The law is about forced marriage—we did not call it “forced cohabitation”. In addition, it does not cover every arrangement that people are forced into: the CPS definition that I outlined says that you have to fall into a religious arrangement that is a binding agreement. By calling the arrangement “forced marriage” we gave those people coming to the criminal courts—at great risk—the expectation that their arrangement would, for that purpose, be treated in our law as a marriage. But we did not go on and fulfil our obligations to ensure that they were safeguarded financially and received the anonymity that they need to come forward. I am grateful that my noble friend has said that we will consider this further and I hope that there will be a meeting with interested parties.
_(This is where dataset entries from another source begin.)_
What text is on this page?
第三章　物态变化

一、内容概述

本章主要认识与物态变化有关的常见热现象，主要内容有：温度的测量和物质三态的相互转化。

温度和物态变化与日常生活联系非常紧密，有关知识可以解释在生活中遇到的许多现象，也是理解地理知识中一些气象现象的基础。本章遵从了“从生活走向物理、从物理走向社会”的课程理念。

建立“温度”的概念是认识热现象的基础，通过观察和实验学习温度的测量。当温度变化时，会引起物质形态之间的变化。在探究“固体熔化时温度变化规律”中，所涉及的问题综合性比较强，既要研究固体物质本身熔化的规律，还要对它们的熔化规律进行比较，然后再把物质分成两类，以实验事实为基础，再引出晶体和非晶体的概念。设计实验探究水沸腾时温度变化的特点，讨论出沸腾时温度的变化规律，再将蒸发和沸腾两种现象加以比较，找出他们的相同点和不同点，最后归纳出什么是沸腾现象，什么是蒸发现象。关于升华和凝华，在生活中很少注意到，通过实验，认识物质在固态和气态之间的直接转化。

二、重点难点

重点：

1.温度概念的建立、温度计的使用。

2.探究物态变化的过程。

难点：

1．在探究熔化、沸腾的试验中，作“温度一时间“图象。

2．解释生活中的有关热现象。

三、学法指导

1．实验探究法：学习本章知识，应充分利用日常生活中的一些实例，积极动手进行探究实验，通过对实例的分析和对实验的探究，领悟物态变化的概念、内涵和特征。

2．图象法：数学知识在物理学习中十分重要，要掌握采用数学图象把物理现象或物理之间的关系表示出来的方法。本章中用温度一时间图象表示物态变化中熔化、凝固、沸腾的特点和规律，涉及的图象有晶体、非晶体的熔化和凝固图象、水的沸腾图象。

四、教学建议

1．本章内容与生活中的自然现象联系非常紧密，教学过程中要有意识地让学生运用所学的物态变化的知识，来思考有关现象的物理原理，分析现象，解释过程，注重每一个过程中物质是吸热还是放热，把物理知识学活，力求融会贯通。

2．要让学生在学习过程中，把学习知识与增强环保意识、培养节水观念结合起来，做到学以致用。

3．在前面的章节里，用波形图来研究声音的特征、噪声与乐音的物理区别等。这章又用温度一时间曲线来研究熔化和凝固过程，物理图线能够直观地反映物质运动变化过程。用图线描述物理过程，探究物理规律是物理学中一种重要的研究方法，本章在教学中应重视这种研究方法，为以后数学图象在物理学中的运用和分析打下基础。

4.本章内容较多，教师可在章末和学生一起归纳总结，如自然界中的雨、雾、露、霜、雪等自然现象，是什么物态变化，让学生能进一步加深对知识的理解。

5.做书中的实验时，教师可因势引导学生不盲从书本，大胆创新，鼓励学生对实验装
I also want to state that I am very disappointed with this debate. I specifically did not put this into the sharia review, because it is about religious marriages. The law does not say that coercion and force come under that umbrella but suddenly we have entered that realm. This is about religious marriages, and I have come across instances of these issues in all kinds of religious settings. We need to be incredibly careful, on a day like today when British Muslims are upset by the news, about putting something that is about legal rights, technicalities and procedure under that banner. I was so careful to ensure that this could not be badged like this and I am disappointed that that is what has happened and that it has not been considered along with other issues. This is much wider than that. I beg leave to withdraw the amendment.